Among others, I got to learn about how type erasure of generics works, what heap pollution is, how the
volatile type modifier functions and that interfaces can have private, non-abstract methods.
Especially since it is free, I would definitely recommend the course, even to experienced Java developers.
After I had spent about 1.5 full work days for preparation, I eventually felt confident enough to register for the exam. It takes place online and you can choose from a variety of different dates and times.
I was perfectly satisfied with the learning path so far. However, there were a few points about the exam which I did not quite like that much.
While the certification program itself is offered by Oracle, the exam takes place through an external provider called Pearson VUE. Being spezialized on online exams, they take various measures to prevent cheating. In principle, this is a positive thing. I could not take a certificate seriously if I knew that you could google during the exam or do partner work. However, in my opinion, things were a bit too strict here.
First of all, you have to download and install a desktop application through which the exam itself is conducted. Unfortunately, it is only available for Windows and Mac and it turned out to be non-trivial to find a non-Linux computer with webcam and microphone at our office. The program runs full-screen and you can not exit to your desktop or other programs from it, which makes sense.

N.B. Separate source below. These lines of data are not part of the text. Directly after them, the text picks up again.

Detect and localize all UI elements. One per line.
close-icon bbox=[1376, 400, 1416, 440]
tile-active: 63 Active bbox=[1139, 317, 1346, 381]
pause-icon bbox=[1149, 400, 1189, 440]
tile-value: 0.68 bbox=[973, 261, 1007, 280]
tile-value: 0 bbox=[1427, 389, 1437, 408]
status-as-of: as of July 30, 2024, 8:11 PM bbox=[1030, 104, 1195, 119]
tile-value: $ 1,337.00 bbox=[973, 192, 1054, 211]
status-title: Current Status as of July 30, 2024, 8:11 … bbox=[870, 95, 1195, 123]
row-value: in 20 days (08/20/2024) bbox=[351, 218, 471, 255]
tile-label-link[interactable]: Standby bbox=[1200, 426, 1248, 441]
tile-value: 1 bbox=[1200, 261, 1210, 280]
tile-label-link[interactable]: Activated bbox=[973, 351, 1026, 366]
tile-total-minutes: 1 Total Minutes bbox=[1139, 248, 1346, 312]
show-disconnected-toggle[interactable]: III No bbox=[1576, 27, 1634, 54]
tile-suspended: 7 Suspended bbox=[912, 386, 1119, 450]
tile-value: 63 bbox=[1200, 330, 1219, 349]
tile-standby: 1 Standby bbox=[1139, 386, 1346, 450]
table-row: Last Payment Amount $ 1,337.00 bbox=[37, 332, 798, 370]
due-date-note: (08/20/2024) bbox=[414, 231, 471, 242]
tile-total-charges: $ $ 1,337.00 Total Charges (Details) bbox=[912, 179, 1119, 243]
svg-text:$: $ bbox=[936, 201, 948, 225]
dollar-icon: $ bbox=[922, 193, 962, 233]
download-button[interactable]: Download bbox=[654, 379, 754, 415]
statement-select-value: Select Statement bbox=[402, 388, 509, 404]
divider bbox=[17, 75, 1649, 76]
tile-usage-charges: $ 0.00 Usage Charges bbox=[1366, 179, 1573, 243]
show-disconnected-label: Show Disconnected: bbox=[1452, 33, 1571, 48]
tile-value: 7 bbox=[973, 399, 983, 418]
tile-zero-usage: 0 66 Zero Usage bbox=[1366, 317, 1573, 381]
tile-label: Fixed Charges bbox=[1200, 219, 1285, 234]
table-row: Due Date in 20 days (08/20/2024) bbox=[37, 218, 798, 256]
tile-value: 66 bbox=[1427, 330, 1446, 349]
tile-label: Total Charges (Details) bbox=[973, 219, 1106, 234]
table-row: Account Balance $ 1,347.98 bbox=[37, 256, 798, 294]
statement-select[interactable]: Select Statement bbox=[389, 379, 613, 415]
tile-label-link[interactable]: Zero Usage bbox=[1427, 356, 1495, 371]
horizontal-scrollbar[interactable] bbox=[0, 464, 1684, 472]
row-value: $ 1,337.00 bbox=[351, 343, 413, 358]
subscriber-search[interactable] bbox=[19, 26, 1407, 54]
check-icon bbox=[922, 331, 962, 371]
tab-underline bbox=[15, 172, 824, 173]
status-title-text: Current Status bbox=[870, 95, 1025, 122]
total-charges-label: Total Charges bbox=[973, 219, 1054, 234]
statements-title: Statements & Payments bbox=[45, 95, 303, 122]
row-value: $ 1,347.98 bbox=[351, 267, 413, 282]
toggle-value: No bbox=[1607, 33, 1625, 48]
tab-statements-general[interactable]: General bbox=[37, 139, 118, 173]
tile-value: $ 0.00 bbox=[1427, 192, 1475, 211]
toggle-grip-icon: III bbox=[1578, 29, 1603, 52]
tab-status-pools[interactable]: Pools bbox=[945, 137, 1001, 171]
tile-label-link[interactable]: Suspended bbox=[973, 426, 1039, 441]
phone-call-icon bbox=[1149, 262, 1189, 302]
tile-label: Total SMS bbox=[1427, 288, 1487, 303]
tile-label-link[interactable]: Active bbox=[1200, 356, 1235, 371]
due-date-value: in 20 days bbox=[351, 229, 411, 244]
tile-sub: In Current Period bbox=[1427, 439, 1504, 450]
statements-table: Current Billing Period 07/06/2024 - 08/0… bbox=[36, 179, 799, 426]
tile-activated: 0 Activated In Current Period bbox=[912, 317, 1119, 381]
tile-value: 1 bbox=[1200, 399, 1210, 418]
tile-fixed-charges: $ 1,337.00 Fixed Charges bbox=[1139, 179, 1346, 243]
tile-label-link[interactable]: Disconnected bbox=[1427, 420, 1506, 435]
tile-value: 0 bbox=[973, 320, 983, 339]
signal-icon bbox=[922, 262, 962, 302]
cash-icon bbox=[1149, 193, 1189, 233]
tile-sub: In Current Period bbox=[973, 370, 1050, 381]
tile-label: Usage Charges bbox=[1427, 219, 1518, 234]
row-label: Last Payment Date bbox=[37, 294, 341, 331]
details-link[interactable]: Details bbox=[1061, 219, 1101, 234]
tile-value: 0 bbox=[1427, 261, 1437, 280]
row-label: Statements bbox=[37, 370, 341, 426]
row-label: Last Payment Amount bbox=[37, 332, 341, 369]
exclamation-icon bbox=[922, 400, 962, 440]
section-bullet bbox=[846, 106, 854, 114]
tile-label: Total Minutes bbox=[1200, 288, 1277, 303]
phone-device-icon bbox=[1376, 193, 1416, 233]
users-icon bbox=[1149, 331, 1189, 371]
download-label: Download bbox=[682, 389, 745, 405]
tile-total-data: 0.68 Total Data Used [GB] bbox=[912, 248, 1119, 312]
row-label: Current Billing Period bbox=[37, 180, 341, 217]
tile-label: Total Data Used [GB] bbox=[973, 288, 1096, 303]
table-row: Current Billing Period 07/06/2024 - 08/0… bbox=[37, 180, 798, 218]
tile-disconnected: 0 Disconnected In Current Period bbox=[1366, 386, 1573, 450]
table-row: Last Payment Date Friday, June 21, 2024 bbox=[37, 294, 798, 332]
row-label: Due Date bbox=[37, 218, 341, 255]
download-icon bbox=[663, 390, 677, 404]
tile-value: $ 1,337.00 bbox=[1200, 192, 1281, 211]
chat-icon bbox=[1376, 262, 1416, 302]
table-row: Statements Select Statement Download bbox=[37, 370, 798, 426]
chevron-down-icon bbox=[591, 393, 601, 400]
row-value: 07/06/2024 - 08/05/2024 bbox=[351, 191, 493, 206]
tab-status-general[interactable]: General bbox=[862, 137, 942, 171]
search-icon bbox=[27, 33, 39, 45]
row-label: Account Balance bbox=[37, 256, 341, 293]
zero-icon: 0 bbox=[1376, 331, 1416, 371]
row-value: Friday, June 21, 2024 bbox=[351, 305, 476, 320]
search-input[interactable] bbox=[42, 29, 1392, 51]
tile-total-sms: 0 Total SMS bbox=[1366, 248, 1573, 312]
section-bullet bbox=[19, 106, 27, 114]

Also, it automatically kills processes like
anydesk.exe and all kinds of software you might be able to use for cheating.
Before the exam starts, you are assigned an instructor, who, apparently, is an employee at Pearson VUE, sitting in a call center somewhere. He or she asks you to upload pictures of your surrounding environment, including your desk. Also, you need to provide your ID card. The guy asked me to remove nearly everything except my notebook from my desk. You are not allowed to have pen and paper on your desk, no smartphone, no smartwatch, no food or drinks, except water.
So far so good. However, at some point, things started to get a little ridiculous for my taste. I have an external monitor on my desk, which I was asked to unplug and show the unplugged power supply cable on webcam. During the exam, you are constantly being monitored through cam and microphone. If your face disappears on the webcam, you failed. If another person enters the room, you failed. A point at which I started to get annoyed was when the guy told me to not speak and not move my lips. I tend to speak questions and answers to myself while I analyze and think about them. Not allowed. I wanted to take a short break for a moment and look out of the window. Immediately, the guy reached out to me to remind me that if I looked away from my screen again, he would have to cancel my exam. Being monitored in such a strict way was distracting.
Eventually, I passed the exam after 90 minutes and 50 multiple-choice coding questions and got my certificate. The only disappointing thing about it is the fact that my last name,
Mütsch, is instead written as
M%C3%Btsch on it. I would not have guessed that non-ASCII characters like German umlauts would still be a problem in 2021. But anyway, I am happy that I passed the exam, which, indeed, was way harder than I would have expected.
All in all, I am still happy with this experience and would recommend it to any Java developer, too.